Wynonna: Wow! Interesting! Gosh…

Ian: Yeah! Yeah. Well, thank you once again. And, uh, we will be in touch when the segment is finished… and, I guess, break a leg!

WYNONNA: Thank you so much, dear. And I appreciate your questions. They were very thoughtful.

Ian: Oh, thank you! That really means a lot. And my mother and aunt will be over the moon.

Wynonna: Yay! All right, my dear, bye bye for now.

Ian, Nnenna, and Kezie (clockwise) having dinner in Dar es Salaam, Tanzania, the area of Africa that Ian interviewed Wynonna from
Ian, Nnenna, and Kezie (clockwise) having dinner in Dar es Salaam, Tanzania, the area of Africa that Ian interviewed Wynonna from. [Ian Saint I WOUB]
After our goodbyes, I reunited with my travel partner, Nnenna, and her 16-year-old daughter Kezie. I raved about Wynonna’s brilliance, and we had fun imagining if Nnenna and Kiki formed their own “her-story” as a mother-daughter music duo — but Nigerian, instead of Nashvillian. We went on to explore more of Tanzania and Kenya for a couple of weeks; and on my way back, I got to spend a week with my Nana’s family in Scotland — whom I hadn’t seen in several years. All the while, reminding myself of Wynonna imploring the importance of being present, and practicing gratitude while enjoying blessings of the present.

Upon returning to America, I reconnected with my Aunt Erin — the one who won her rabbit at the Canfield County Fair, as she went to see The Judds in the mid ‘80s, before I was even born, and named him Judd in their honor. And on Easter, we obtained fast-selling tickets to the Judds’ final show in Ohio on October 1, to make new family memories of singing along with The Judds all these years later.

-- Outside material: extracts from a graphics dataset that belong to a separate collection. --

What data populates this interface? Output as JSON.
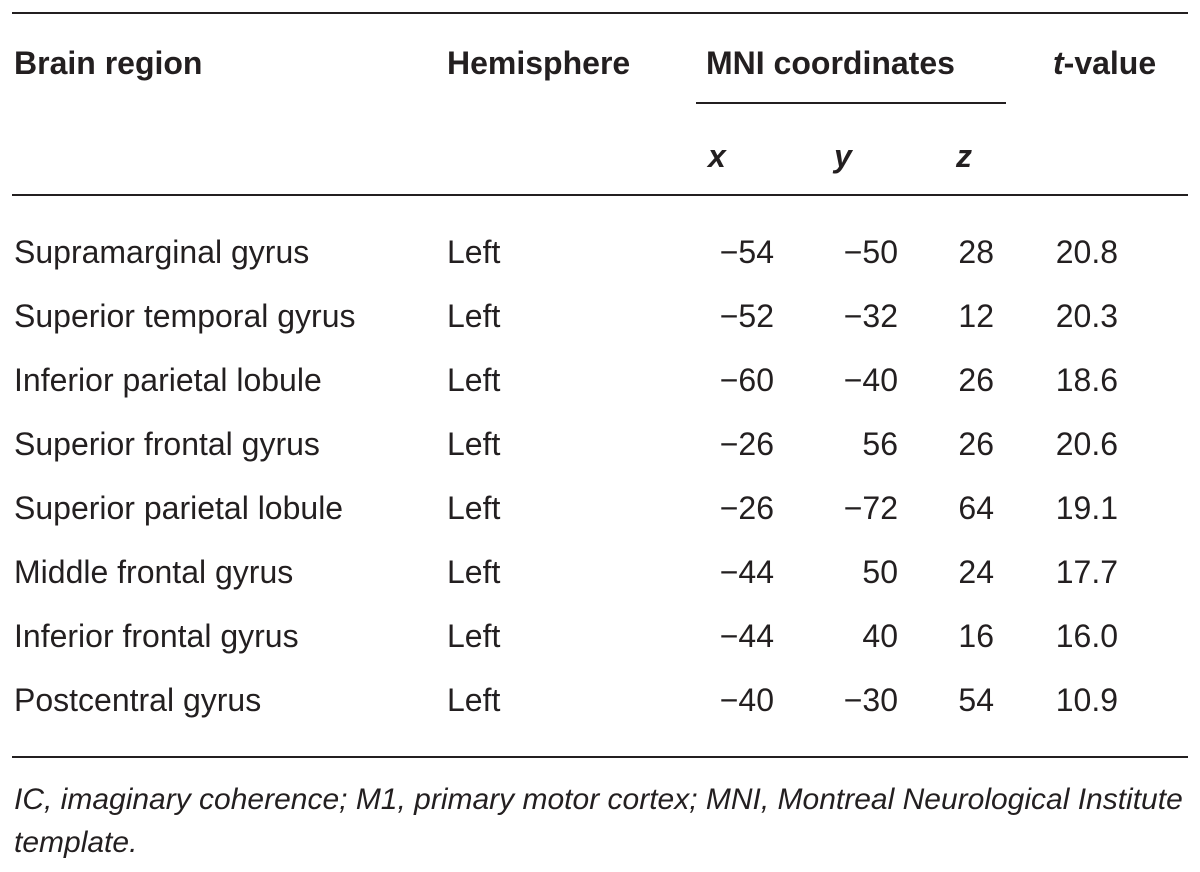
{
  "table": {
    "headers": {
      "region": "Brain region",
      "hemisphere": "Hemisphere",
      "mni": "MNI coordinates",
      "t_prefix": "t",
      "t_suffix": "-value"
    },
    "subheaders": {
      "x": "x",
      "y": "y",
      "z": "z"
    },
    "rows": [
      {
        "region": "Supramarginal gyrus",
        "hemisphere": "Left",
        "x": "−54",
        "y": "−50",
        "z": "28",
        "t": "20.8"
      },
      {
        "region": "Superior temporal gyrus",
        "hemisphere": "Left",
        "x": "−52",
        "y": "−32",
        "z": "12",
        "t": "20.3"
      },
      {
        "region": "Inferior parietal lobule",
        "hemisphere": "Left",
        "x": "−60",
        "y": "−40",
        "z": "26",
        "t": "18.6"
      },
      {
        "region": "Superior frontal gyrus",
        "hemisphere": "Left",
        "x": "−26",
        "y": "56",
        "z": "26",
        "t": "20.6"
      },
      {
        "region": "Superior parietal lobule",
        "hemisphere": "Left",
        "x": "−26",
        "y": "−72",
        "z": "64",
        "t": "19.1"
      },
      {
        "region": "Middle frontal gyrus",
        "hemisphere": "Left",
        "x": "−44",
        "y": "50",
        "z": "24",
        "t": "17.7"
      },
      {
        "region": "Inferior frontal gyrus",
        "hemisphere": "Left",
        "x": "−44",
        "y": "40",
        "z": "16",
        "t": "16.0"
      },
      {
        "region": "Postcentral gyrus",
        "hemisphere": "Left",
        "x": "−40",
        "y": "−30",
        "z": "54",
        "t": "10.9"
      }
    ],
    "footnote": "IC, imaginary coherence; M1, primary motor cortex; MNI, Montreal Neurological Institute template."
  }
}
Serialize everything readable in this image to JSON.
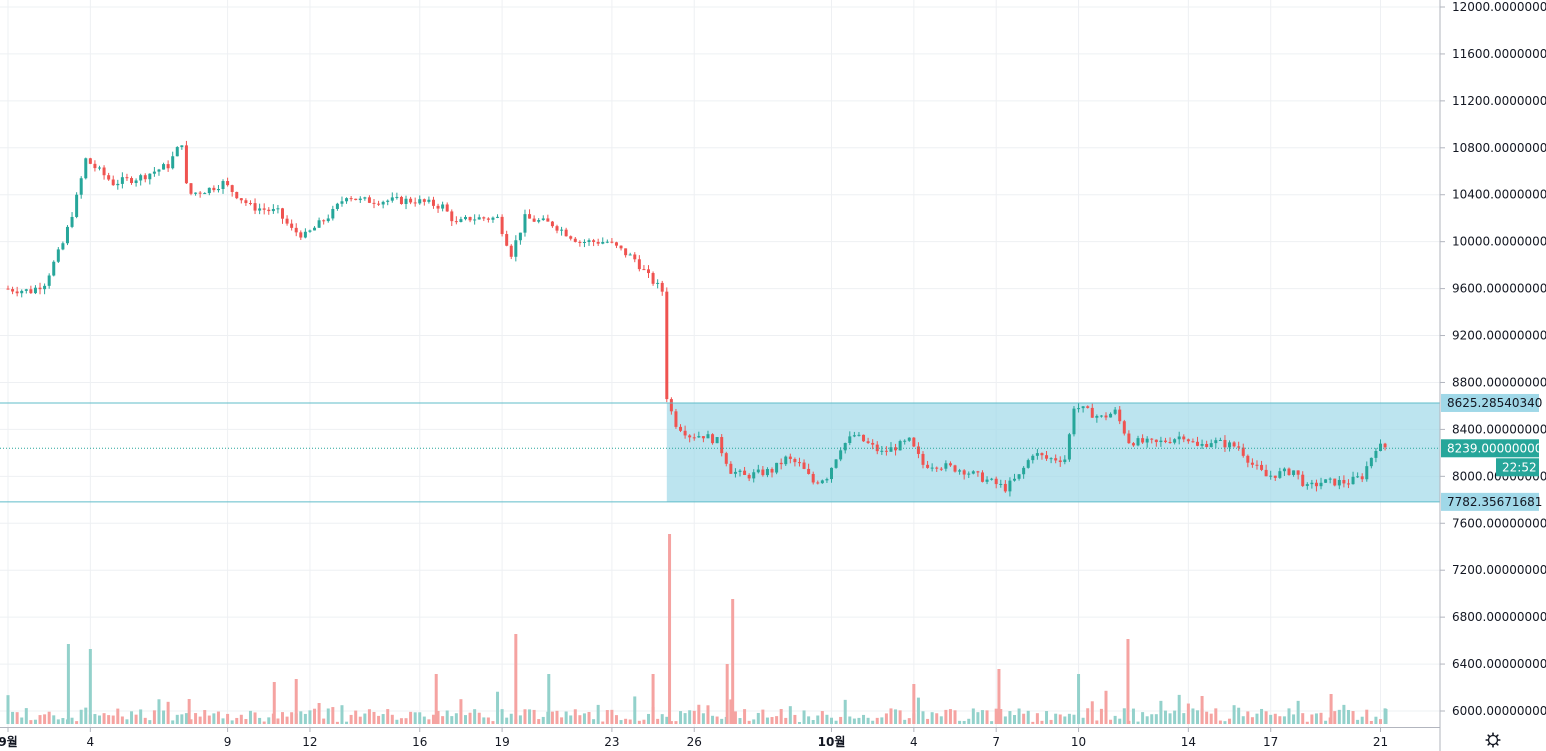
{
  "chart_data": {
    "type": "candlestick",
    "y_axis": {
      "range": [
        5880,
        12060
      ],
      "tick_labels": [
        "12000.00000000",
        "11600.00000000",
        "11200.00000000",
        "10800.00000000",
        "10400.00000000",
        "10000.00000000",
        "9600.00000000",
        "9200.00000000",
        "8800.00000000",
        "8400.00000000",
        "8000.00000000",
        "7600.00000000",
        "7200.00000000",
        "6800.00000000",
        "6400.00000000",
        "6000.00000000"
      ],
      "tick_values": [
        12000,
        11600,
        11200,
        10800,
        10400,
        10000,
        9600,
        9200,
        8800,
        8400,
        8000,
        7600,
        7200,
        6800,
        6400,
        6000
      ]
    },
    "x_axis": {
      "labels": [
        {
          "text": "9월",
          "day": 0,
          "bold": true
        },
        {
          "text": "4",
          "day": 3
        },
        {
          "text": "9",
          "day": 8
        },
        {
          "text": "12",
          "day": 11
        },
        {
          "text": "16",
          "day": 15
        },
        {
          "text": "19",
          "day": 18
        },
        {
          "text": "23",
          "day": 22
        },
        {
          "text": "26",
          "day": 25
        },
        {
          "text": "10월",
          "day": 30,
          "bold": true
        },
        {
          "text": "4",
          "day": 33
        },
        {
          "text": "7",
          "day": 36
        },
        {
          "text": "10",
          "day": 39
        },
        {
          "text": "14",
          "day": 43
        },
        {
          "text": "17",
          "day": 46
        },
        {
          "text": "21",
          "day": 50
        }
      ],
      "range_days": [
        0,
        51.3
      ]
    },
    "price_path": [
      [
        0,
        9600
      ],
      [
        1,
        9580
      ],
      [
        1.5,
        9650
      ],
      [
        2.2,
        10000
      ],
      [
        2.7,
        10400
      ],
      [
        3,
        10700
      ],
      [
        3.5,
        10600
      ],
      [
        4,
        10500
      ],
      [
        5,
        10550
      ],
      [
        6,
        10650
      ],
      [
        6.5,
        10850
      ],
      [
        6.7,
        10400
      ],
      [
        7.5,
        10450
      ],
      [
        8,
        10500
      ],
      [
        8.5,
        10400
      ],
      [
        9,
        10300
      ],
      [
        10,
        10250
      ],
      [
        10.5,
        10100
      ],
      [
        11,
        10050
      ],
      [
        11.5,
        10150
      ],
      [
        12,
        10250
      ],
      [
        12.5,
        10400
      ],
      [
        13,
        10350
      ],
      [
        14,
        10350
      ],
      [
        15,
        10350
      ],
      [
        16,
        10300
      ],
      [
        16.5,
        10150
      ],
      [
        17,
        10200
      ],
      [
        18,
        10200
      ],
      [
        18.5,
        9900
      ],
      [
        19,
        10200
      ],
      [
        20,
        10150
      ],
      [
        21,
        10000
      ],
      [
        22,
        10000
      ],
      [
        23,
        9850
      ],
      [
        23.5,
        9700
      ],
      [
        24,
        9580
      ],
      [
        24.1,
        8700
      ],
      [
        24.5,
        8450
      ],
      [
        25,
        8350
      ],
      [
        25.5,
        8350
      ],
      [
        26,
        8300
      ],
      [
        26.5,
        8050
      ],
      [
        27,
        8000
      ],
      [
        28,
        8050
      ],
      [
        28.5,
        8150
      ],
      [
        29,
        8100
      ],
      [
        29.5,
        7950
      ],
      [
        30,
        8000
      ],
      [
        30.5,
        8250
      ],
      [
        31,
        8350
      ],
      [
        32,
        8200
      ],
      [
        33,
        8300
      ],
      [
        33.5,
        8100
      ],
      [
        34,
        8100
      ],
      [
        35,
        8050
      ],
      [
        36,
        7950
      ],
      [
        36.5,
        7900
      ],
      [
        37,
        8000
      ],
      [
        37.5,
        8200
      ],
      [
        38,
        8150
      ],
      [
        38.7,
        8150
      ],
      [
        39,
        8600
      ],
      [
        40,
        8500
      ],
      [
        40.5,
        8550
      ],
      [
        41,
        8300
      ],
      [
        42,
        8280
      ],
      [
        43,
        8350
      ],
      [
        43.5,
        8250
      ],
      [
        44,
        8300
      ],
      [
        45,
        8250
      ],
      [
        45.5,
        8100
      ],
      [
        46,
        8000
      ],
      [
        47,
        8050
      ],
      [
        47.5,
        7900
      ],
      [
        48,
        7950
      ],
      [
        49,
        7950
      ],
      [
        49.5,
        8000
      ],
      [
        50,
        8250
      ]
    ],
    "rectangle": {
      "upper": 8625.2854034,
      "lower": 7782.35671681,
      "start_day": 24
    },
    "last_price": 8239,
    "price_labels": {
      "upper": "8625.28540340",
      "last": "8239.00000000",
      "lower": "7782.35671681"
    },
    "countdown": "22:52",
    "volume_spikes": [
      {
        "day": 2.2,
        "height": 80,
        "dir": "up"
      },
      {
        "day": 3,
        "height": 75,
        "dir": "up"
      },
      {
        "day": 6.6,
        "height": 25,
        "dir": "down"
      },
      {
        "day": 9.7,
        "height": 42,
        "dir": "down"
      },
      {
        "day": 10.5,
        "height": 45,
        "dir": "down"
      },
      {
        "day": 15.6,
        "height": 50,
        "dir": "down"
      },
      {
        "day": 18.5,
        "height": 90,
        "dir": "down"
      },
      {
        "day": 19.7,
        "height": 50,
        "dir": "up"
      },
      {
        "day": 23.5,
        "height": 50,
        "dir": "down"
      },
      {
        "day": 24.1,
        "height": 190,
        "dir": "down"
      },
      {
        "day": 26.4,
        "height": 125,
        "dir": "down"
      },
      {
        "day": 26.2,
        "height": 60,
        "dir": "down"
      },
      {
        "day": 33,
        "height": 40,
        "dir": "down"
      },
      {
        "day": 36.1,
        "height": 55,
        "dir": "down"
      },
      {
        "day": 39,
        "height": 50,
        "dir": "up"
      },
      {
        "day": 40.8,
        "height": 85,
        "dir": "down"
      },
      {
        "day": 43.5,
        "height": 28,
        "dir": "down"
      },
      {
        "day": 48.2,
        "height": 30,
        "dir": "down"
      },
      {
        "day": 50.2,
        "height": 15,
        "dir": "up"
      }
    ]
  }
}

Wynonna: You know, during “Love Can Build a Bridge” or “Grandpa,” listening to the audience sing back to me is my favorite thing in this life. Besides prayer. I love to start a song, and then hold up the microphone and let the audience fill in the blanks. That is, to me, um… we’re in agreement, you know — where two or more shall gather, we are in agreement that music is a healer. And those are my favorite things in this life, because performance is a funny thing. You feel that perfectionism coming on and you feel like, “oh, gosh, I’ve gotta get it right.” Whereas when you enter into an agreement, you can let go, and you can sort of let it spontaneously happen.

The fans are so loyal, and so committed, that I feel like it’s a town hall meeting. I don’t feel like it’s a performance, as much as I feel like I’m showing up to sing karaoke with my fans. I can hear them singing back, like they’re standing right there with me, and it’s just a beautiful ceremony. You know, it’s this wonderful moment in time, where we’re suspended between here in heaven. And it’s a remarkable time.

“This wonderful moment in time where we’re suspended between here and Heaven.” Hearing Wynonna paint this picture to me — for the first time since after her mother’s passing, while I put this segment together — froze me, as I became covered with goosebumps. Although Naomi Judd won’t be seen on stage, the thousands of revelers in the arena will certainly feel her presence throughout our collective performance as a choir of strangers… singing in unison with her daughter, and “suspended between here and heaven.”

Aunt Erin is also my godmother. So I’ll be there with a matriarch whose “her-story” with The Judds precedes my time on Earth; and I’m sure that it will be an experience I’ll share with the generation that’s blooming now — the generation that Wynonna’s grand-daughter has joined.

And we at WOUB are pleased to share that, although the Ohio and Kentucky shows that we spoke to Wynonna about were cancelled, fans in both Ohio and Kentucky can still catch her in concert this fall — with some very special guests in tow.

In Ohio, The Judds’ Final Tour will play the Huntington Center in Toledo (500 Jefferson Ave.) on Saturday, October 1. Wynonna’s special guest will be Brandi Carlisle, with whom she performed “The Rose” at Naomi’s “River of Time” memorial celebration on CMT.

In Kentucky, The Judds’ Final Tour will play its last concert at the historic Rupp Arena (430 W. Vine St.) in Lexington on Saturday, October 29. This penultimate show will feature Faith Hill for one night only. At both shows, the marvelous Martina McBride will open.